The silent-era of movies, in the early twentieth century, is often thought to be as black-and-white as the pictures themselves. Today, features from that era appeal to a very niche audience, and it seems the only commonly referenced star is Charlie Chaplin. But the silence of the movies is purely down to the course of technological progression, and is in no way reflective of the movies themselves, their stars or production teams. The finest testament to this: Mabel Normand.
Born November 9th, 1892 in New York, Normand entered the industry at a young age. Before her on-screen debut in 1910’s Indiscretions of Betty, she worked as an artist model for Charles Dana Gibson – she truly was the original ‘Gibson Girl’! Not just having a natural beauty, though, her aptitude for the screen soon became apparent, with future lover Mack Sennett recognising this following her appearance in Her Awakening as a part of D.W. Griffith’s Biograph Company.
It was upon her relocating to California with Sennett in 1912, and his opening of Keystone Studios, that Normand made the transition from submissive beauty to fiery comedienne; a natural progression, it seemed, as she began to star in several comedy shorts portraying the central character. The two later became the subject of the Michael Stewart and Jerry Herman Tony-nominated musical Mack and Mabel, which made its Broadway debut in 1974, with Robert Preston and Bernadette Peters in the leading roles.
In her second year with Sennett, Normand first worked with the then-unknown Charlie Chaplin in his debut Making A Living – following which, Sennett expressed his wish to let Chaplin go from the company, ultimately opting to keep him at Mabel’s insistence. In the ensuing years, Normand was not only his co-star, but acted as his mentor, often producing and co-directing with him. It was in the Mabel-centered short, Mabel’s Strange Predicament, that Chaplin first appeared in his renowned ‘Tramp’ role.
If her years at Keystone were her ‘development years’, they were all in preparation for 1918, and her signing a $3,500 per week contract with Samuel Goldwyn to open her own film studios in Culver City. It would be here that she would go on to work on her most famous works, including Mickey, which was produced by Mabel and ultimately became the highest grossing film of the year.
Later, her career began to decline, notably due to her involvement in several largely publicised scandals. With a habit of ‘being in the wrong place at the wrong time’, Normand became the last person to see 49-year-old actor and director William Desmond Taylor, who had a strong, unrequited love for the comedienne.

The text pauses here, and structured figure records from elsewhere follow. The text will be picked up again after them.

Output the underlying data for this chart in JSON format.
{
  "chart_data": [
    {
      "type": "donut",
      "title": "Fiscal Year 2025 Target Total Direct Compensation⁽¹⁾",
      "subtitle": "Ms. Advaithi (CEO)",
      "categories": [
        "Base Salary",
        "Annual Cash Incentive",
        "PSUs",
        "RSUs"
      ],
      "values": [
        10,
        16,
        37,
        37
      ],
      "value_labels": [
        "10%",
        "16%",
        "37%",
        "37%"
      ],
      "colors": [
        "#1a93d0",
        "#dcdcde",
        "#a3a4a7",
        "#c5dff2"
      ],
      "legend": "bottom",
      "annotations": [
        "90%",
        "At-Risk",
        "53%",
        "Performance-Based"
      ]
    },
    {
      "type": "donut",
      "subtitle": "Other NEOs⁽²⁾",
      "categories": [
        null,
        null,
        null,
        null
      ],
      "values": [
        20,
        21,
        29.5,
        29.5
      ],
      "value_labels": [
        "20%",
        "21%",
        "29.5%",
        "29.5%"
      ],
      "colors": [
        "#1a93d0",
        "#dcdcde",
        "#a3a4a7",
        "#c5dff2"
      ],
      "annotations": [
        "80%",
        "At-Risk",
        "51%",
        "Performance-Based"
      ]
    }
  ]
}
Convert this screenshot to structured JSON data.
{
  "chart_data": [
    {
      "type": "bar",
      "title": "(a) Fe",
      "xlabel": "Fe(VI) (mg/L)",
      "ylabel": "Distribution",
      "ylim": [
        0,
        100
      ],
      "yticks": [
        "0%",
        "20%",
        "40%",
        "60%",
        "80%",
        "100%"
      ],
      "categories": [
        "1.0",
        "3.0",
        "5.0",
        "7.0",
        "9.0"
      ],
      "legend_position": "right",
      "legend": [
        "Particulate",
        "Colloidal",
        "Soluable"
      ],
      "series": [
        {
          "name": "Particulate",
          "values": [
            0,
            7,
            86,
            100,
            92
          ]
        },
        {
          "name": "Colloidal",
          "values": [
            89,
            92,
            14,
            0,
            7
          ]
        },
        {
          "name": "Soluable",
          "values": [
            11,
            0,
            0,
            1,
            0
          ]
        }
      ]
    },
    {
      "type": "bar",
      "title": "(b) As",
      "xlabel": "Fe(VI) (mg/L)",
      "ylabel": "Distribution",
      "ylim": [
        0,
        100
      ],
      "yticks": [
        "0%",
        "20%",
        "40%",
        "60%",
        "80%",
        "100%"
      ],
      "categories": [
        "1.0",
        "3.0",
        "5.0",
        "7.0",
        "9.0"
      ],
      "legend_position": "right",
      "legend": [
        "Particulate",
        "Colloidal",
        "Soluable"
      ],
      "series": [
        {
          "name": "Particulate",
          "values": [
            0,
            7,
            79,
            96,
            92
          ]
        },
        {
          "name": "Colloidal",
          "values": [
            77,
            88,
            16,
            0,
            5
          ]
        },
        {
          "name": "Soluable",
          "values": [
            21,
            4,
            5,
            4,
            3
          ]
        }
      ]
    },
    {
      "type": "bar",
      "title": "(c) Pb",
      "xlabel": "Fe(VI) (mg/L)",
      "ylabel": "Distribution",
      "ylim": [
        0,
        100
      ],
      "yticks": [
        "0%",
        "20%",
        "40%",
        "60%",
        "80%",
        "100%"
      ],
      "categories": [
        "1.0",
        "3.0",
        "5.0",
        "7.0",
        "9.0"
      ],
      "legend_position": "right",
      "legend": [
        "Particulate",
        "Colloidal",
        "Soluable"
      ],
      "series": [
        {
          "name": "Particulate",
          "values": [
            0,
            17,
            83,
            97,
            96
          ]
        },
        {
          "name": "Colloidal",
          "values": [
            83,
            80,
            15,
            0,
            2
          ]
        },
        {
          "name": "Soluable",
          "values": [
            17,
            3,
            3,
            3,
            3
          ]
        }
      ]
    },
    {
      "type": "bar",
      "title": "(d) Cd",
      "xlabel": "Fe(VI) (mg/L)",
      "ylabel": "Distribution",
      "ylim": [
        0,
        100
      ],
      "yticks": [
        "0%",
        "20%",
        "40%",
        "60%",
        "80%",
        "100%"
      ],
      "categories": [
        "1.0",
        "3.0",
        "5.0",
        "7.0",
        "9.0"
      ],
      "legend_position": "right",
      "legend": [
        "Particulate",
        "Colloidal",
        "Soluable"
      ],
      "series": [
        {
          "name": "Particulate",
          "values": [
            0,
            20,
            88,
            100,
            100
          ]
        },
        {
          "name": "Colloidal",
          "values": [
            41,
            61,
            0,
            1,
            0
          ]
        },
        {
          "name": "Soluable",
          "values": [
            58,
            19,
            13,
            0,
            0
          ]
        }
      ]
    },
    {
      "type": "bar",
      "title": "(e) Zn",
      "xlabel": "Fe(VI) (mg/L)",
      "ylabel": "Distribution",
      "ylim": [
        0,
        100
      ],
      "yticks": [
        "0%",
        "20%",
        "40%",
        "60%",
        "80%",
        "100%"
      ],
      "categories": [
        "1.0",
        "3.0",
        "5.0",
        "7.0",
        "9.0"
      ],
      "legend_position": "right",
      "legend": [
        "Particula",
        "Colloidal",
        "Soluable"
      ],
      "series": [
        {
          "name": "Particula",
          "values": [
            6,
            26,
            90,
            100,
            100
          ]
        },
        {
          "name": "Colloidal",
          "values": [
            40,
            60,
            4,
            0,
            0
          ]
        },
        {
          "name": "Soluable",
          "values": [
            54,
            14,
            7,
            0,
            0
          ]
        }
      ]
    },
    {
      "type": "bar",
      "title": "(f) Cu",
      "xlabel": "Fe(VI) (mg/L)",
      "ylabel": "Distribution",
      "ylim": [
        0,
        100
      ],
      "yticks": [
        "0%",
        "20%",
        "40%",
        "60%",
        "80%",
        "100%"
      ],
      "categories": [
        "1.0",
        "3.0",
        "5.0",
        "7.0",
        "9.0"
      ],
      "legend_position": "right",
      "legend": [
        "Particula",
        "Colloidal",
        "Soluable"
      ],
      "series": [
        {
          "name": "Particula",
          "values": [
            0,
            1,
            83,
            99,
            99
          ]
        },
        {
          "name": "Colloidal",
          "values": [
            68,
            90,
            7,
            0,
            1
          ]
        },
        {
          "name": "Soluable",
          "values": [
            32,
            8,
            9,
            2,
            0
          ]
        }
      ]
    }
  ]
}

Reportedly leaving his house clutching a book that he had gifted her, the two waved and blew kisses extensively as she was driven away in her limousine, before he was shot and ultimately died later that night. It is suspected that this was a result of his involvement with the California police department in tracking down Normand’s drug suppliers (she was a notorious cocaine addict) as he continued to help her kick the habit. Furthermore, the shooting of amateur golfer Courtland S. Dines by Normand’s Chauffer Joe Kelley, with her own pistol, resulted in her making further national headlines.
In spite of this, national newspapers regarded her as a “film queen” – a title well earned. Throughout her career, Normand is believed to have been involved in an excess of 200 projects, both in front of and behind the camera. But whether on or off-screen, what is certain is that she was a master of her craft. Ultimately working until her retirement at the age of 34, Normand sacrificed her work due to ill-health as a result of tuberculosis (which she contracted in 1923, though had suffered on-and-off since the age of ten), and spent her final years married to her Mickey co-star Lew Cody.
On February 23rd, 1930 in Pottenger’s Sanitorium, California, Mabel Normand lost her battle. Despite her cause of death being diagnosed as tuberculosis, her notoriety continues to precede her today. Whether an addict or not – we’ll never truly know – what matters most is her art. Six years ago, in New Zealand, a previously thought to be lost film, 1914’s Won in a Closet, was discovered, giving new hope to the resurfacing of more of Normand’s lost reels.
Whether more will be discovered or not, it remains clear that Mabel Normand was –and always will be – the original silver screen queen.